Nanaimo city officials want to build a new regional team to help control Vancouver Island’s Canada geese population.
The City of Nanaimo is about to call on governments and wildlife experts to join forces on a regional strategy to manage a persistent Canada geese problem. The move will see the new group look beyond municipal boundaries at the bird’s population numbers and the tools they can employ to control the geese, including relocation and a potential limited cull.
A regional strategy makes sense with the resident birds moving between east Vancouver Island communities, according to Kevin Brydges, the city’s environmental bylaw enforcement officer. If Nanaimo, for example, took an approach to deal with the birds here, is it a futile effort considering it may get more birds from the north and south Island?
“Instead of five of us working apart, we’re trying to get together and work together,” he said.
Canada geese aren’t a native resident bird to the Island. Young were transplanted in the 1960s and ’70s as part of an introduction program to Vancouver Island to boost wildlife viewing and sport hunting opportunities, a city report shows. They didn’t learn to seasonally migrate, with little opportunity to learn behaviour from mature geese and like other urbanized animals like deer and rabbits, lack the stressors of predators and being out in the wild. They’re becoming a public concern, with feces scattered on lake beaches, parks and damage done to agricultural lands and estuaries.

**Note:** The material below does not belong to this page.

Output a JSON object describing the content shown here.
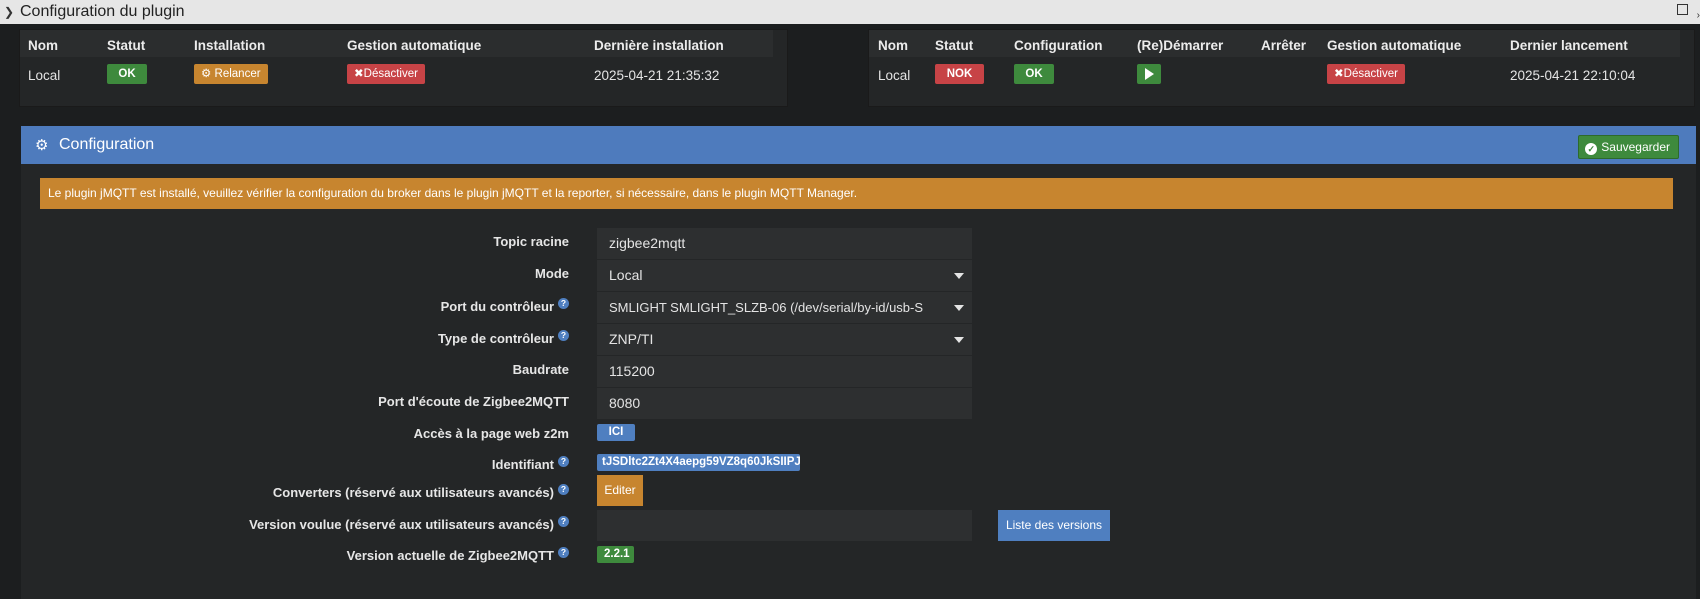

The city has tried to manage populations with an egg-addling program and temporary measures like scaring geese with noisemakers and dogs, and relocation. Twenty-three geese were relocated to Cottle Lake, from Westwood, this year.
Efforts have seen some successes. City staff members say there’s not the population boom there would be thanks to the egg-addling program, and at Westwood Lake, nests have dwindled from 18 two decades ago to one. But Al Britton, Nanaimo’s manager of parks operations, says the city can’t seem to get below that nest number either and he likes the idea of a regional strategy.
“We’re all in the same boat together,” he said.
The city will be consulting with local governments and stakeholders like the Canadian Wildlife Service and Guardians of Mid-Island Estuaries in an effort to create a new committee.